I would have to say that I have yet to read any attack on ‘net life’, and I emphasise that I am talking of my second definition not the question of content which is far more complex, that seemed to me to have any intellectual weight whatever. Those who make the arguments seem to be doing so either from ignorance or prejudice and they seem to proceed on the basis of wholly untested assumptions.

Extending this a little further, and into an area where even more vitriol is expended, we could move to computer gaming. Clearly here (and I am talking of solo, off-line gaming) many of the arguments above, about socialising, internationalism etc. do not apply. But for me personally they are similarly important in terms of depression. In my bad times (not the very bad of course when I am almost incapable of any activity) games provide an essential method of coping – and ‘coping’ as I will no doubt tiresomely reiterate is THE answer, whatever it may mean to every individual – an ‘activity’ which enables time to pass and some modicum of enjoyment to be found. They are thus an aid to health. Once again the arguments against them seem to be found in some sort of moral condemnation who’s grounds are never very clearly explained. This is separate to those arguments about the effects of violent games on behaviour which, because they once again relate to ‘real life’, cannot form part of the versus argument; it is also an argument about content rather than psychological or moral effect.

This entire entry is no doubt both too self-reflective, but that is a part of my argument and defence.
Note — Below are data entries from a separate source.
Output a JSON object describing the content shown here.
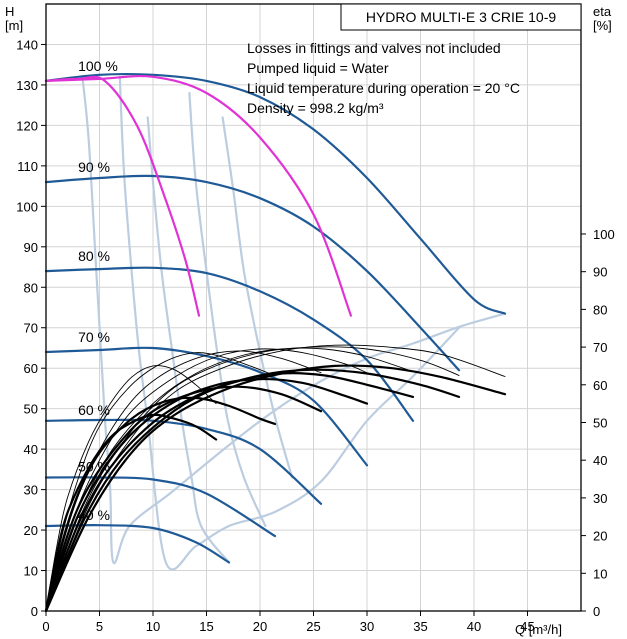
{
  "chart_data": {
    "type": "line",
    "title": "HYDRO MULTI-E 3 CRIE 10-9",
    "notes": [
      "Losses in fittings and valves not included",
      "Pumped liquid = Water",
      "Liquid temperature during operation = 20 °C",
      "Density = 998.2 kg/m³"
    ],
    "ylabel_left": [
      "H",
      "[m]"
    ],
    "ylabel_right": [
      "eta",
      "[%]"
    ],
    "xlabel": "Q [m³/h]",
    "xlim": [
      0,
      50
    ],
    "ylim": [
      0,
      150
    ],
    "eta_lim": [
      0,
      100
    ],
    "x_ticks": [
      0,
      5,
      10,
      15,
      20,
      25,
      30,
      35,
      40,
      45
    ],
    "y_ticks": [
      0,
      10,
      20,
      30,
      40,
      50,
      60,
      70,
      80,
      90,
      100,
      110,
      120,
      130,
      140
    ],
    "eta_ticks": [
      0,
      10,
      20,
      30,
      40,
      50,
      60,
      70,
      80,
      90,
      100
    ],
    "speed_labels": [
      {
        "text": "100 %",
        "x": 3,
        "y": 133
      },
      {
        "text": "90 %",
        "x": 3,
        "y": 108
      },
      {
        "text": "80 %",
        "x": 3,
        "y": 86
      },
      {
        "text": "70 %",
        "x": 3,
        "y": 66
      },
      {
        "text": "60 %",
        "x": 3,
        "y": 48
      },
      {
        "text": "50 %",
        "x": 3,
        "y": 34
      },
      {
        "text": "40 %",
        "x": 3,
        "y": 22
      }
    ],
    "colors": {
      "head_curve": "#1f5a96",
      "limit_curve": "#e033d6",
      "guide": "#bccde0",
      "efficiency": "#000000"
    },
    "series": [
      {
        "name": "",
        "kind": "head",
        "points": [
          [
            0,
            131
          ],
          [
            5,
            132.5
          ],
          [
            10,
            132.5
          ],
          [
            15,
            131
          ],
          [
            20,
            127
          ],
          [
            25,
            119
          ],
          [
            30,
            107
          ],
          [
            35,
            92
          ],
          [
            40,
            77
          ],
          [
            42.9,
            73.5
          ]
        ]
      },
      {
        "name": "",
        "kind": "head",
        "points": [
          [
            0,
            106
          ],
          [
            5,
            107
          ],
          [
            10,
            107.5
          ],
          [
            15,
            106
          ],
          [
            20,
            102
          ],
          [
            25,
            95
          ],
          [
            30,
            84
          ],
          [
            35,
            70
          ],
          [
            38.6,
            59.5
          ]
        ]
      },
      {
        "name": "",
        "kind": "head",
        "points": [
          [
            0,
            84
          ],
          [
            5,
            84.5
          ],
          [
            10,
            84.8
          ],
          [
            15,
            83.5
          ],
          [
            20,
            79
          ],
          [
            25,
            72
          ],
          [
            30,
            62
          ],
          [
            34.3,
            47
          ]
        ]
      },
      {
        "name": "",
        "kind": "head",
        "points": [
          [
            0,
            64
          ],
          [
            5,
            64.5
          ],
          [
            10,
            65
          ],
          [
            15,
            63
          ],
          [
            20,
            59
          ],
          [
            25,
            52
          ],
          [
            30,
            36
          ]
        ]
      },
      {
        "name": "",
        "kind": "head",
        "points": [
          [
            0,
            47
          ],
          [
            5,
            47.2
          ],
          [
            10,
            47
          ],
          [
            15,
            45
          ],
          [
            20,
            40
          ],
          [
            25.7,
            26.5
          ]
        ]
      },
      {
        "name": "",
        "kind": "head",
        "points": [
          [
            0,
            33
          ],
          [
            5,
            33
          ],
          [
            10,
            32.5
          ],
          [
            15,
            29
          ],
          [
            21.4,
            18.5
          ]
        ]
      },
      {
        "name": "",
        "kind": "head",
        "points": [
          [
            0,
            21
          ],
          [
            5,
            21.2
          ],
          [
            10,
            20.5
          ],
          [
            14,
            17
          ],
          [
            17.1,
            12
          ]
        ]
      },
      {
        "name": "",
        "kind": "limit",
        "points": [
          [
            0,
            131
          ],
          [
            3,
            131.5
          ],
          [
            5.5,
            131
          ],
          [
            8.5,
            120
          ],
          [
            11,
            103
          ],
          [
            13,
            87
          ],
          [
            14.3,
            73
          ]
        ]
      },
      {
        "name": "",
        "kind": "limit",
        "points": [
          [
            0,
            131
          ],
          [
            5,
            131.5
          ],
          [
            10,
            132
          ],
          [
            15,
            128
          ],
          [
            20,
            117
          ],
          [
            25,
            98
          ],
          [
            28.5,
            73
          ]
        ]
      },
      {
        "name": "",
        "kind": "guide",
        "points": [
          [
            3.4,
            132
          ],
          [
            4,
            116
          ],
          [
            4.7,
            84
          ],
          [
            5.5,
            48
          ],
          [
            6,
            30
          ],
          [
            6.3,
            12
          ],
          [
            7.8,
            21
          ],
          [
            11.8,
            29.5
          ],
          [
            17.1,
            41
          ],
          [
            21.4,
            49.6
          ],
          [
            25.7,
            56.8
          ],
          [
            30,
            62.4
          ],
          [
            34.3,
            66.1
          ],
          [
            38.6,
            70.2
          ],
          [
            42.9,
            73.5
          ]
        ]
      },
      {
        "name": "",
        "kind": "guide",
        "points": [
          [
            6.9,
            132
          ],
          [
            7.3,
            108
          ],
          [
            8,
            84
          ],
          [
            8.7,
            64
          ],
          [
            9.5,
            47
          ],
          [
            11.2,
            12
          ],
          [
            14,
            16
          ],
          [
            17.1,
            21
          ],
          [
            21.4,
            24.5
          ],
          [
            25.7,
            32
          ],
          [
            30,
            47
          ],
          [
            34.3,
            58
          ],
          [
            38.6,
            70
          ]
        ]
      },
      {
        "name": "",
        "kind": "guide",
        "points": [
          [
            9.5,
            122
          ],
          [
            10,
            106
          ],
          [
            10.8,
            84
          ],
          [
            11.8,
            64
          ],
          [
            12.7,
            47
          ],
          [
            13.6,
            33
          ],
          [
            14.5,
            21
          ],
          [
            17.1,
            12
          ]
        ]
      },
      {
        "name": "",
        "kind": "guide",
        "points": [
          [
            13.4,
            128
          ],
          [
            14,
            106
          ],
          [
            15,
            84
          ],
          [
            16,
            64
          ],
          [
            17,
            47
          ],
          [
            18.5,
            33
          ],
          [
            20.5,
            21
          ]
        ]
      },
      {
        "name": "",
        "kind": "guide",
        "points": [
          [
            16.5,
            122
          ],
          [
            17.5,
            104
          ],
          [
            18.5,
            84
          ],
          [
            20,
            64
          ],
          [
            21.5,
            47
          ],
          [
            23,
            33
          ]
        ]
      },
      {
        "name": "",
        "kind": "eff",
        "heavy": true,
        "points": [
          [
            0,
            0
          ],
          [
            1,
            15
          ],
          [
            2,
            26
          ],
          [
            4,
            38
          ],
          [
            6,
            46
          ],
          [
            8,
            50
          ],
          [
            10,
            52
          ],
          [
            12,
            51
          ],
          [
            14,
            49
          ],
          [
            15.9,
            45.5
          ]
        ]
      },
      {
        "name": "",
        "kind": "eff",
        "heavy": false,
        "points": [
          [
            0,
            0
          ],
          [
            1,
            17
          ],
          [
            2,
            30
          ],
          [
            4,
            45
          ],
          [
            6,
            55
          ],
          [
            8,
            62
          ],
          [
            10,
            65
          ],
          [
            12,
            64
          ],
          [
            14,
            60
          ],
          [
            15.9,
            55
          ]
        ]
      },
      {
        "name": "",
        "kind": "eff",
        "heavy": true,
        "points": [
          [
            0,
            0
          ],
          [
            1.5,
            18
          ],
          [
            3,
            31
          ],
          [
            5,
            42
          ],
          [
            8,
            51
          ],
          [
            11,
            55.5
          ],
          [
            14,
            56.5
          ],
          [
            17,
            54.5
          ],
          [
            20,
            51
          ],
          [
            21.4,
            49.6
          ]
        ]
      },
      {
        "name": "",
        "kind": "eff",
        "heavy": false,
        "points": [
          [
            0,
            0
          ],
          [
            1.5,
            20
          ],
          [
            3,
            35
          ],
          [
            5,
            49
          ],
          [
            8,
            60
          ],
          [
            11,
            66
          ],
          [
            14,
            68.5
          ],
          [
            17,
            67
          ],
          [
            20,
            64
          ],
          [
            21.4,
            62.3
          ]
        ]
      },
      {
        "name": "",
        "kind": "eff",
        "heavy": true,
        "points": [
          [
            0,
            0
          ],
          [
            2,
            20
          ],
          [
            4,
            33
          ],
          [
            7,
            45
          ],
          [
            10,
            53
          ],
          [
            14,
            58
          ],
          [
            18,
            59.5
          ],
          [
            22,
            57.5
          ],
          [
            25.7,
            53
          ]
        ]
      },
      {
        "name": "",
        "kind": "eff",
        "heavy": false,
        "points": [
          [
            0,
            0
          ],
          [
            2,
            22
          ],
          [
            4,
            37
          ],
          [
            7,
            52
          ],
          [
            10,
            61
          ],
          [
            14,
            67
          ],
          [
            18,
            69
          ],
          [
            22,
            67
          ],
          [
            25.7,
            63.2
          ]
        ]
      },
      {
        "name": "",
        "kind": "eff",
        "heavy": true,
        "points": [
          [
            0,
            0
          ],
          [
            2.5,
            22
          ],
          [
            5,
            36
          ],
          [
            8,
            47
          ],
          [
            12,
            55.5
          ],
          [
            16,
            60
          ],
          [
            20,
            61.5
          ],
          [
            24,
            60.5
          ],
          [
            28,
            57
          ],
          [
            30,
            55
          ]
        ]
      },
      {
        "name": "",
        "kind": "eff",
        "heavy": false,
        "points": [
          [
            0,
            0
          ],
          [
            2.5,
            24
          ],
          [
            5,
            40
          ],
          [
            8,
            53
          ],
          [
            12,
            62
          ],
          [
            16,
            67.5
          ],
          [
            20,
            69.5
          ],
          [
            24,
            68.5
          ],
          [
            28,
            65.5
          ],
          [
            30,
            63.2
          ]
        ]
      },
      {
        "name": "",
        "kind": "eff",
        "heavy": true,
        "points": [
          [
            0,
            0
          ],
          [
            3,
            23
          ],
          [
            6,
            38
          ],
          [
            10,
            50
          ],
          [
            14,
            57
          ],
          [
            18,
            61
          ],
          [
            22,
            63
          ],
          [
            26,
            62.5
          ],
          [
            30,
            60
          ],
          [
            34.3,
            56.8
          ]
        ]
      },
      {
        "name": "",
        "kind": "eff",
        "heavy": false,
        "points": [
          [
            0,
            0
          ],
          [
            3,
            25
          ],
          [
            6,
            42
          ],
          [
            10,
            55
          ],
          [
            14,
            63
          ],
          [
            18,
            67.5
          ],
          [
            22,
            69.5
          ],
          [
            26,
            69.5
          ],
          [
            30,
            67.5
          ],
          [
            34.3,
            63.5
          ]
        ]
      },
      {
        "name": "",
        "kind": "eff",
        "heavy": true,
        "points": [
          [
            0,
            0
          ],
          [
            3.5,
            24
          ],
          [
            7,
            40
          ],
          [
            11,
            51
          ],
          [
            15,
            58
          ],
          [
            20,
            62.5
          ],
          [
            25,
            64
          ],
          [
            30,
            63
          ],
          [
            35,
            60
          ],
          [
            38.6,
            56.8
          ]
        ]
      },
      {
        "name": "",
        "kind": "eff",
        "heavy": false,
        "points": [
          [
            0,
            0
          ],
          [
            3.5,
            27
          ],
          [
            7,
            44
          ],
          [
            11,
            57
          ],
          [
            15,
            64
          ],
          [
            20,
            68.5
          ],
          [
            25,
            70
          ],
          [
            30,
            69.5
          ],
          [
            35,
            66.5
          ],
          [
            38.6,
            62.5
          ]
        ]
      },
      {
        "name": "",
        "kind": "eff",
        "heavy": true,
        "points": [
          [
            0,
            0
          ],
          [
            4,
            25
          ],
          [
            8,
            42
          ],
          [
            12,
            52
          ],
          [
            17,
            59
          ],
          [
            22,
            63
          ],
          [
            27,
            65
          ],
          [
            32,
            64.5
          ],
          [
            37,
            62
          ],
          [
            42.9,
            57.5
          ]
        ]
      },
      {
        "name": "",
        "kind": "eff",
        "heavy": false,
        "points": [
          [
            0,
            0
          ],
          [
            4,
            28
          ],
          [
            8,
            46
          ],
          [
            12,
            58
          ],
          [
            17,
            65
          ],
          [
            22,
            69
          ],
          [
            27,
            70.5
          ],
          [
            32,
            70
          ],
          [
            37,
            68
          ],
          [
            42.9,
            62.2
          ]
        ]
      }
    ]
  }
}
Net life, and blogging in particular, allows for self-reflection. And it is natural that something which has changed people’s lives so greatly should be a source of debate and argument. The problem is that the arguments seem to me, very often, to be confused and ignorant. Anyone who wants to read a sensible, informed discussion is recommended to seek out the talk on Ellen’s blog, for I which I provided the link earlier, although it relates more to the question of content than use.